Come afferma il regista Jordan River: “Penso che la vita di Artemisia e le sue opere possano oggi farci immergere nella potenza dell’arte su un piano emozionale e comprendere ciò che vive nell’animo un artista a tratti oppresso dalle circostanze quotidiane che a volte la vita può riservare a un essere umano”. Il documentario mette in luce, in particolare, questa commistione profonda tra la vita e l’opera della pittrice, la sua personalità artistica e stile espressivo intimamente connessi alle vicende esistenziali. Orfana molto giovane di madre, Artemisia era figlia del noto pittore Orazio Gentileschi che nella sua casa-bottega a Roma ne valorizzò il talento precoce, la condusse passo a passo sulla via della pittura mettendola  in contatto con maestri influenti e noti come il Caravaggio. L’evento dello stupro giovanile subito dal Tassi, l’umiliazione del processo che ne seguì e il matrimonio riparatore con un mediocre e quasi sconosciuto pittore  segnano tutta la sua giovinezza e si proiettano con veemenza nella sua opera fino a renderla senza dubbio il simbolo di un’arte assertiva e di una voce  inequivocabilmente femminile. In definitiva, è la dimensione interiore e esistenziale dell’artista, nello specifico il suo essere donna in un mondo dominato da leggi e gerarchie di potere a cui esse non hanno accesso, e riflettersi in queste opere di matrice classica, a sfondo mitologico o religioso, tanto da renderle per noi estremamente espressive e attuali oltre il loro tempo e la storia. 
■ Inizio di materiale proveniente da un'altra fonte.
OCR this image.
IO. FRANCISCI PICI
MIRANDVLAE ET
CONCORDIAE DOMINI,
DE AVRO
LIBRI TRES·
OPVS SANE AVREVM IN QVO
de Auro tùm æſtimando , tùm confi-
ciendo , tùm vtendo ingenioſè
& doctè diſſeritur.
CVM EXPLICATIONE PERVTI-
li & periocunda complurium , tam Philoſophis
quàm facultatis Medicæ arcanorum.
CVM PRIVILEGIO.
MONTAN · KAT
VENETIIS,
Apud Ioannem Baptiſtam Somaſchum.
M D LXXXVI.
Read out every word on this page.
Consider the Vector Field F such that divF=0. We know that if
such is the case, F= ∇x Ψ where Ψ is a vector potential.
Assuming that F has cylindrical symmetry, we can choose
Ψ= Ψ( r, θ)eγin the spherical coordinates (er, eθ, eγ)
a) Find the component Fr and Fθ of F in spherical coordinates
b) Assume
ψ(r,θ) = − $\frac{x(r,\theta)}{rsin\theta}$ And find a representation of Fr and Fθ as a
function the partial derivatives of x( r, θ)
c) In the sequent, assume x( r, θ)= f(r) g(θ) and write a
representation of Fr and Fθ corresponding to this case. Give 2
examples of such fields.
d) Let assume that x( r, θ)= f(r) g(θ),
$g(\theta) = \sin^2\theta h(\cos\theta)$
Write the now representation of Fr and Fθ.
Artemisia, privilegiata dalla protezione di committenti e mecenati potenti, appare nel ‘600 l’eccezione in un mondo dominato da sole presenze maschili; è tra le prime a combattere contro cliché e discriminazioni di genere per affermarsi professionalmente grazie al suo talento e alla sua formazione artistica.

Vorremmo soffermarci qui su tre opere in particolare di Artemisia appartenenti a epoche diverse del suo lavoro ma certamente abitate  da un’imponente energia femminile comune a queste figure mitologiche e drammatiche che in qualche modo si integrano con la vita dell’artista nutrendosi della sua personalità.

 





Giuditta che decapita Oloferne ( 1613)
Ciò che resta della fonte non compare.